Tilly answered with a hopeless lift of her shoulders. “’E calls it by a fine name, Mary—they all do. And ’as given us a new food to try. But the long and short of it is, if the wasting isn’t stopped, Baby will die.” And, the ominous word spoken, Tilly’s composure gave way: the tears came with a gush and streamed down her cheeks, dropping even into her lap, before she managed to fish a handkerchief from her petticoat pocket.
“There, there, you old fool!” she rebuke
d herself. “Sorry, love. It comes of seeing your dear old face again. For weeping and wailing doesn’t help either, does it?”
“Poor old girl, it is hard on you. . . .and when you’ve so wanted children.”
“Yes, and’m never likely to ’ave another. Other people can get ’em by the dozen—as ’ealthy as can be.”
“Well, I shouldn’t give up hope of pulling him through—no matter what the doctors say. You know, Tilly. . . .it may seem an odd thing to come from me. . . .but I really haven’t very much faith in them. I mean—well, you know, they’re all right if you break your leg or have something definite the matter with you, like mumps or scarlet fever—or if you want a tumour cut out. But otherwise, well, they never seem to allow enough. . . .I mean, for common-sense things. Now what I think is, as the child has held out so long, there must be a kind of toughness in him. And there’s always just a chance you may still find the right thing.”

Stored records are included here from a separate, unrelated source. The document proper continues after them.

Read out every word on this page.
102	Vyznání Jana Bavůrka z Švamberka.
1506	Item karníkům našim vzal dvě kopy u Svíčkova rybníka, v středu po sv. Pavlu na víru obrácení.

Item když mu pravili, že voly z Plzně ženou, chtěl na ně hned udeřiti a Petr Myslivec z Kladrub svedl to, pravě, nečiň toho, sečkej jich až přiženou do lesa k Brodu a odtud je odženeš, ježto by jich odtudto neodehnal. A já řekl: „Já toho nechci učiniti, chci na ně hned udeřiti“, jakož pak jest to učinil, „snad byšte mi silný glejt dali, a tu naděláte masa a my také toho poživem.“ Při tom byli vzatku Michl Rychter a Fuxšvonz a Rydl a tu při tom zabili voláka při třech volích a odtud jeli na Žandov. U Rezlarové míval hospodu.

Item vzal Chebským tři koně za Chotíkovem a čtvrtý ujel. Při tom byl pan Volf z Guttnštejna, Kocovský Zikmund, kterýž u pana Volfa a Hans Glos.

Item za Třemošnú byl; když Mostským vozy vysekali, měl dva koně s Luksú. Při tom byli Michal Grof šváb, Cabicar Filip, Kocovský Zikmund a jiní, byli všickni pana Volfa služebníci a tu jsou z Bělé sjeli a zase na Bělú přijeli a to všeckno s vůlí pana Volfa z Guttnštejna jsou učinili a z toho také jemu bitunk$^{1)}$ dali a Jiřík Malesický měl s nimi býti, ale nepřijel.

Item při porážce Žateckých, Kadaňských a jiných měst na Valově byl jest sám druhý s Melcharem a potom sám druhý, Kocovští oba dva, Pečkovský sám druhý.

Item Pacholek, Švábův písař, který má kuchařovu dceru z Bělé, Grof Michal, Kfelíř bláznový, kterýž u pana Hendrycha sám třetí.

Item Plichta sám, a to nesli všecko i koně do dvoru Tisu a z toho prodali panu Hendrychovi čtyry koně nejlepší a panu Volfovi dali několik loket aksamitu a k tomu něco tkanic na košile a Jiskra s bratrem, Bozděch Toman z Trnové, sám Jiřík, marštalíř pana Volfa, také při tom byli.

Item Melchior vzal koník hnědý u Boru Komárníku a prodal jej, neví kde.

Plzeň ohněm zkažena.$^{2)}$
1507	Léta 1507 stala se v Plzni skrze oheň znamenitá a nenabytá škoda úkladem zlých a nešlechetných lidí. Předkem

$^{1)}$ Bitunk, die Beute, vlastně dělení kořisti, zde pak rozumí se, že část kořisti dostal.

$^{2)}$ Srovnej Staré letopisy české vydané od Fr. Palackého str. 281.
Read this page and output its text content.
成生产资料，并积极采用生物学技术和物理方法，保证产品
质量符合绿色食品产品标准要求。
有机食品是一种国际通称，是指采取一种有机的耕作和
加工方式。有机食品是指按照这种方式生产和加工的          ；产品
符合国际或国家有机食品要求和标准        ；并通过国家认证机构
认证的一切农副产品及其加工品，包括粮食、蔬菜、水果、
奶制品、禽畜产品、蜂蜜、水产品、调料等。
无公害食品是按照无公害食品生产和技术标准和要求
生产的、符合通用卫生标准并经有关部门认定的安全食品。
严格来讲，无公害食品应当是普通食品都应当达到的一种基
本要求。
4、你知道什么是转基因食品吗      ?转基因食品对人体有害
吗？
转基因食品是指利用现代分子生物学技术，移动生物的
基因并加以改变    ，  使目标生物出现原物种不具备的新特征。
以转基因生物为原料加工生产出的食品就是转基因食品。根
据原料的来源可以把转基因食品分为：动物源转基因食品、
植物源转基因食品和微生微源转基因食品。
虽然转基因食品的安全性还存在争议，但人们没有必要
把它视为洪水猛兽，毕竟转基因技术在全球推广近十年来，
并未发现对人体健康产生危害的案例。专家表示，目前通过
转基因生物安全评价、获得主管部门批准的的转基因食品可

But when, leaning over the cot, she saw the tiny, wizened creature that lay among its lace and ribbons: (“Hardly bigger than a rabbit, Richard. . . .with the face of an old, old man—no, more like a poor starved little monkey!”) when, too, the feather-weight burden was laid on her lap, proving hardly more substantial than a child’s doll: then, Mary’s own heart fell.
Sitting looking down at the little wrinkled face, her mother eyes full of pity, she asked: “What does Purdy say?”
“’Im?” Again Tilly raised her shoulders, but this time the gesture bespoke neither resignation nor despair. “Oh, Purd’s sorry, of course.”
“I should think so, indeed.”
“Sorry! Does being sorry help?” And now her words came flying, her aitches scattering to the winds. “The plain truth is, Mary, there’s not a man living who can go on ’earing a child cry, cry, cry, day and night and night and day, and keep ’is patience and ’is temper. And Purd’s no different to the rest. When it gets too bad, ’e just claps on ’is ’at and flies out of the ’ouse—to get away from it. Men are like that. Only the rosy side of things for them! And, Purd, ’e must be free. The smallest jerk of the reins and it’s all up. As for a sick child. . . .and even though it’s ’is own—oh, I’ve learnt something about men since I married ’im, Mary! Purd’s no good to lean on, not an ’apporth o’ good. ’E’s like an air-cushion—goes in where you lean and puffs out somewhere else. And ’ow can ’e ’elp it?—when there isn’t anything but air in ’im. No, ’e’s nothing in the world but fizzle and talk. . . .a bag of chaff—an ’ollow drum.”